Jesper Jensen, Project Manager at MT Højgaard, is currently in charge of a railway bridge and 300 metres of road construction in Næstved, Denmark. This means that he is in charge of the production and the co-operation between all the contractors on site, and every day he has to make important decisions based on input from employees. A role he feels very comfortable in.
For Jesper Jensen the road to MT Højgaard went through the military, carpentry training and the contracting group Arkil. After some time as a commissioned officer he became a trained carpenter and later a constructing architect. This resulted in a job at the Bridges and Concrete Department at Arkil, before he got hired as Production Manager in 2017 at MT Højgaard, where he is now a Project Manager.
When Jensen started at MT Højgaard, he was affiliated with a large sewage treatment project, before he switched to a comprehensive project, where MT Højgaard is creating 56 bridged as part of strengthening the connection between Ringsted and Fehmarn. Now, he has a very varied workday, and if you ask him about his typical tasks, you get a long answer.
“In my position you are responsible for the progress of the bridges and the appurtenant road constructions. I have to keep track of the production and co-operation between the more than ten contractors, who are present on site. When completed, the bridge will have a span of 27 metres, and we also have to lay down sewers and build ramps for the 300 metre long road construction. Additionally, I have to keep track of the economy and safety on site. So… there’s plenty to do,” Jensen states.
While working, Jensen is participating in a management course in three stages, which will strengthen his project management skills and give him the tools to make the important decisions.

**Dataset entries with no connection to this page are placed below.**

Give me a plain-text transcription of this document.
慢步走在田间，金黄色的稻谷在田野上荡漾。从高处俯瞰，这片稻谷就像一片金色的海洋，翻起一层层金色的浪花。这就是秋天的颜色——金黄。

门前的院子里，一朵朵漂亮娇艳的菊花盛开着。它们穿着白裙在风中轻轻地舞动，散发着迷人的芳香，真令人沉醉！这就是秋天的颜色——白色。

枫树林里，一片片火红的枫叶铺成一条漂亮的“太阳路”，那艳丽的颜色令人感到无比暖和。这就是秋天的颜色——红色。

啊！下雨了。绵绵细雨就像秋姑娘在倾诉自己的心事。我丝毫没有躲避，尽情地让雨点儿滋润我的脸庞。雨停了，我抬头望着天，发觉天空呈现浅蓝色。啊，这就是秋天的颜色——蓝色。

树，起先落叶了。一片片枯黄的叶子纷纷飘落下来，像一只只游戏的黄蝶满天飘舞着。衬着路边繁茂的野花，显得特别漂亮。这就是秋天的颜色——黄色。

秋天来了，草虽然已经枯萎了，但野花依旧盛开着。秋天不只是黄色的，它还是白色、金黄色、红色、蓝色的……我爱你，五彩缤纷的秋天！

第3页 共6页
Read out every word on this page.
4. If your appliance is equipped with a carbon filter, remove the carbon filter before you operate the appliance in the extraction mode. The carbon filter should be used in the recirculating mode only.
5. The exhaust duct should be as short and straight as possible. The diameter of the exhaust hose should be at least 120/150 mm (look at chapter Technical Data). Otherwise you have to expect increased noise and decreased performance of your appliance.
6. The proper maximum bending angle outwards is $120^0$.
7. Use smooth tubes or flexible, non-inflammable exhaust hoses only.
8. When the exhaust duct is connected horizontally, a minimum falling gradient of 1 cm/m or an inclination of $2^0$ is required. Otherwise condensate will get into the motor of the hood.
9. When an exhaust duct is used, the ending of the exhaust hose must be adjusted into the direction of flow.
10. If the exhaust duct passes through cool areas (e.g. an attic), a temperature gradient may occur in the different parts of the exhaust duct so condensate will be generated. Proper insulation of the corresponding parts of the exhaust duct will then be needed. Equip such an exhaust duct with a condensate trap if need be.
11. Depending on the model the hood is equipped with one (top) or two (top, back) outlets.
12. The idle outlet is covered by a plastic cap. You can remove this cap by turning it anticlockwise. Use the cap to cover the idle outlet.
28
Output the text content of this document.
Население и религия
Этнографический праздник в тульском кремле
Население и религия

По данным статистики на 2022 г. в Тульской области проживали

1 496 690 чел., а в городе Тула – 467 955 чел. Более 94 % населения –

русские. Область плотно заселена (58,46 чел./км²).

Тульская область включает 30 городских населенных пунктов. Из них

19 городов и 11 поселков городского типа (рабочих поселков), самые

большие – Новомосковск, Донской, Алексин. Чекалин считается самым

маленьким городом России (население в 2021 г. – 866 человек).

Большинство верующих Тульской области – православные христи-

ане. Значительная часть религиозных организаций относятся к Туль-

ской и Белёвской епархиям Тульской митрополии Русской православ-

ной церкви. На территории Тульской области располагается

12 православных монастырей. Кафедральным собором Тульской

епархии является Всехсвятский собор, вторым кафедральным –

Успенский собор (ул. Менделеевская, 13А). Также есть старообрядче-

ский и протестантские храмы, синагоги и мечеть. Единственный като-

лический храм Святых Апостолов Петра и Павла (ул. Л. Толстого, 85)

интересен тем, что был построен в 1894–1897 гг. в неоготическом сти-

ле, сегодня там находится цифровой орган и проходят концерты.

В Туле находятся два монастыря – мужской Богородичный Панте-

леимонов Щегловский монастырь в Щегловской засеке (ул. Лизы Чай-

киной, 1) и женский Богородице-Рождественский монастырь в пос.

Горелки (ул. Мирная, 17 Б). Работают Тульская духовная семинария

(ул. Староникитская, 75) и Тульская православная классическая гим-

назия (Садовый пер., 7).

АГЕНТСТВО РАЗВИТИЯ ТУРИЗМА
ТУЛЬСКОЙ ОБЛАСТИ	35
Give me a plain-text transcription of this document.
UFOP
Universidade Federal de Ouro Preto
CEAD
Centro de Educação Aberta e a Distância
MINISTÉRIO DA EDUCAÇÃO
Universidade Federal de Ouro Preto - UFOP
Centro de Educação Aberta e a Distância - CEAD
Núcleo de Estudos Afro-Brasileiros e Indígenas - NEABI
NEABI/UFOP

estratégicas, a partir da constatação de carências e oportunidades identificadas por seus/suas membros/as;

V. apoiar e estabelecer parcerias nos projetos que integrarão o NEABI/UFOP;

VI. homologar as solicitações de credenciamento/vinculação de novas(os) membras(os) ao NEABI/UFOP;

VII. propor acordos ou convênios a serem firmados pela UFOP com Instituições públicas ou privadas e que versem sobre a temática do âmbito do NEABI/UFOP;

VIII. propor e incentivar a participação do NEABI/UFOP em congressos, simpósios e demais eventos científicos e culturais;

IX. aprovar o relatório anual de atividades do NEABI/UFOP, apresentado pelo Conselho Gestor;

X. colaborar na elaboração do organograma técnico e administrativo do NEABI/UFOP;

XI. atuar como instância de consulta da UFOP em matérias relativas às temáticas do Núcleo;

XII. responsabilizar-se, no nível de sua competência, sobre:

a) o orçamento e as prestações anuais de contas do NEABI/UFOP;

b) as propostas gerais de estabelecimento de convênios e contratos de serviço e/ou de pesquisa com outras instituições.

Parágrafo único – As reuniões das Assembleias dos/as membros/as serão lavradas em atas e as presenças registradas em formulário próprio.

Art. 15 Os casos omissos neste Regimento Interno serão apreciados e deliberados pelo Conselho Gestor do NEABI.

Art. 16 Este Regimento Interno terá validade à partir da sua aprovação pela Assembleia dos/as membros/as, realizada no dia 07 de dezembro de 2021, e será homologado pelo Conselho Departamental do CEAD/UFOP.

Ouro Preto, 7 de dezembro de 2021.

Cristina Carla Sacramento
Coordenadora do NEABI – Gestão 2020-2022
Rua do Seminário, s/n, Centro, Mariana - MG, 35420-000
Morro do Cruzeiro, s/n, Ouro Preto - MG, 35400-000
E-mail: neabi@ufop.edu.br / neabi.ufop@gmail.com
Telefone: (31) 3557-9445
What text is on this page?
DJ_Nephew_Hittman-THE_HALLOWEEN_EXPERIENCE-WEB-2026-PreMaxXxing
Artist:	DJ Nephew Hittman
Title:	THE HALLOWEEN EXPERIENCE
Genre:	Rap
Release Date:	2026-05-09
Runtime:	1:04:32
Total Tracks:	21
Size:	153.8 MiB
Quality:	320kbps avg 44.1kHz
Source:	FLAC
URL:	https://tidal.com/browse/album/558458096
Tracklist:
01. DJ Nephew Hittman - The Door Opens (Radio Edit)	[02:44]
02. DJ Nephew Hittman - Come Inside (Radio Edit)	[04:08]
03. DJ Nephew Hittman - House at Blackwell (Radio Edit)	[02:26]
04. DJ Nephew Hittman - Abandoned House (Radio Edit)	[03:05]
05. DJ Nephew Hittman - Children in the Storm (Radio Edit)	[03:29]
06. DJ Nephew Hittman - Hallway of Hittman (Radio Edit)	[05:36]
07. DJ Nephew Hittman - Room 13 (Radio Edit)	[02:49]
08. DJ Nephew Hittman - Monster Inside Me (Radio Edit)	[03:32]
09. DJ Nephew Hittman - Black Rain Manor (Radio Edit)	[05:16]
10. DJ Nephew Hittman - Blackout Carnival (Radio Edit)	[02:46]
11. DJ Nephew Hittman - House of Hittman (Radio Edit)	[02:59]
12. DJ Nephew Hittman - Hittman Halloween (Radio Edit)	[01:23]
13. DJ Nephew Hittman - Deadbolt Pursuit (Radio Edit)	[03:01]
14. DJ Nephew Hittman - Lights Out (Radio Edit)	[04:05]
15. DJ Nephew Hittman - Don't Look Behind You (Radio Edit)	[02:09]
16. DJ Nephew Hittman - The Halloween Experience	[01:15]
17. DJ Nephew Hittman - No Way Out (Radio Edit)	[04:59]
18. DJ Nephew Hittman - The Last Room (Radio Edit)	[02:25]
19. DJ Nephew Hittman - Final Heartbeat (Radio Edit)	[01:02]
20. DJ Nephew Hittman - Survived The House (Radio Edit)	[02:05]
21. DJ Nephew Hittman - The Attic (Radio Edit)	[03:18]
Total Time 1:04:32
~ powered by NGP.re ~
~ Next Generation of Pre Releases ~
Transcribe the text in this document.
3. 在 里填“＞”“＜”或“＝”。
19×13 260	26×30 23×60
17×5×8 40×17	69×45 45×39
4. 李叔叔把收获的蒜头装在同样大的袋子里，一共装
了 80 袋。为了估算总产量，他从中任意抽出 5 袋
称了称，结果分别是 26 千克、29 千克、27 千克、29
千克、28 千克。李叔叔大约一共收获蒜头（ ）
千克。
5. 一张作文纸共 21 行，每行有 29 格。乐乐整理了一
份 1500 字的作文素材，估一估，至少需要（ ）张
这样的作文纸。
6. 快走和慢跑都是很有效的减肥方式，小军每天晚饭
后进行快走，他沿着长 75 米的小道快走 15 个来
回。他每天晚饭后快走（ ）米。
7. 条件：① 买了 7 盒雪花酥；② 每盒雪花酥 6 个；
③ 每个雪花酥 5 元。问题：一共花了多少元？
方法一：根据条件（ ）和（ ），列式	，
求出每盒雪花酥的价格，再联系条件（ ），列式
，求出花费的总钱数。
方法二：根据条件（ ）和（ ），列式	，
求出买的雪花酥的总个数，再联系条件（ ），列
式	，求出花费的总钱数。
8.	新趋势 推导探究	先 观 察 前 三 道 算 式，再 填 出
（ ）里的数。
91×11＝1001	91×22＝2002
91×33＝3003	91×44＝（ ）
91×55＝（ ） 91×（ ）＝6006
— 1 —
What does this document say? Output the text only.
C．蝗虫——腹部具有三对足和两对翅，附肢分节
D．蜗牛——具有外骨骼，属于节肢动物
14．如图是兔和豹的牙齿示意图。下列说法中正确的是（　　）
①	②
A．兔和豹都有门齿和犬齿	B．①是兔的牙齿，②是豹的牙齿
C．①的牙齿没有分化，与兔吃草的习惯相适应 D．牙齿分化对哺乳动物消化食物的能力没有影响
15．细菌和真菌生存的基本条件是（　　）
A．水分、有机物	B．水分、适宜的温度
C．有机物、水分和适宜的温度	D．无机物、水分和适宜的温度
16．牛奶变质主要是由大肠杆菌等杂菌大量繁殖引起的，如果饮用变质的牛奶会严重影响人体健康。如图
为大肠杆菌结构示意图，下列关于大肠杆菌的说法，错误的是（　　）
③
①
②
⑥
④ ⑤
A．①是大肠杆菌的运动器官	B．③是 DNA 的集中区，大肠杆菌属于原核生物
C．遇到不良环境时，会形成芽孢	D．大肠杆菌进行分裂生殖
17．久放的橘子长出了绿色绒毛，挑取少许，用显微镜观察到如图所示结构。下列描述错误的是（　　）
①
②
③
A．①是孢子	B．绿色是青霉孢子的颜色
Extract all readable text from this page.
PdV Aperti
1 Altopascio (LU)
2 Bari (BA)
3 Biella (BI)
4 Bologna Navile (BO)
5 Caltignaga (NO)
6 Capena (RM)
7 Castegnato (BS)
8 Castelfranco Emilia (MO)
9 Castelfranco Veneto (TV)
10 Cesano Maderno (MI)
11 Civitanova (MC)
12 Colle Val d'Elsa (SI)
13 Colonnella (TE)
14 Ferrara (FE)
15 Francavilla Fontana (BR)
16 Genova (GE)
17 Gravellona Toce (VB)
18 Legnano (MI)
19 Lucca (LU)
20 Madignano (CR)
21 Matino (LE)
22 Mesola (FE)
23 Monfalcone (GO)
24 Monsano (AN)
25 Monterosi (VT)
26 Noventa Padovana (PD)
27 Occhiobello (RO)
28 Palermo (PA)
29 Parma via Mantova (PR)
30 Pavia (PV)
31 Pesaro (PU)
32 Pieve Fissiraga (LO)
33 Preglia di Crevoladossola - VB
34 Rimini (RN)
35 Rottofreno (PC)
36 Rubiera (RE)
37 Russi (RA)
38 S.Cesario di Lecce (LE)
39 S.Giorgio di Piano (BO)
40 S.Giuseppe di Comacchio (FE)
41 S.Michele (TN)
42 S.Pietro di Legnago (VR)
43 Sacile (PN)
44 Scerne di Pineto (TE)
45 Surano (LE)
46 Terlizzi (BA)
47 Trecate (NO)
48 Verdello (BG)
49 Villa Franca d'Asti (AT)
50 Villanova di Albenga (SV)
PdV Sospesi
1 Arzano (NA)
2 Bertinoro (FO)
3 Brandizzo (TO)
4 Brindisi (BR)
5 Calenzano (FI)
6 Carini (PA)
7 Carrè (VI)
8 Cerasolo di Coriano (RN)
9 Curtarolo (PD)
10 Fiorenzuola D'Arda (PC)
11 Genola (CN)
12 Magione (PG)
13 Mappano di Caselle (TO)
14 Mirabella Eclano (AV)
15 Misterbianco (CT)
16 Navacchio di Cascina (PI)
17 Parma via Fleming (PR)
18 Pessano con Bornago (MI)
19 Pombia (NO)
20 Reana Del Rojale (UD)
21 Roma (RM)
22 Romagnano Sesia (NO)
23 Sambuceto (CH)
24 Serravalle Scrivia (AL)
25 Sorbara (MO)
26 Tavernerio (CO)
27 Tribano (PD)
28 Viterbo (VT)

He explains, “the management course consists of three stages, and right now I’m on the second stage. During the course we have lessons in negotiation techniques and law and an introduction into the quality control tools, we use, when we have to make a project clarification. In general I’m very comfortable gathering information from the people that work on site and then make the final decisions based on their input. The management course is part of making me a better manager.”
The course is equipping Jensen with a lot of new tools for a challenging workday. And there are plenty of exciting challenges. However, the biggest is logistics.
“The logistics behind how you build a bridge in the middle of a city is an exciting puzzle to piece together. So far in my career, I have experience with seven bridges, but it’s a completely new task every time. I like making everything smooth at the site and to utilise our resources to solve the complications that arise when you have a building site in the middle of a city,” he concludes.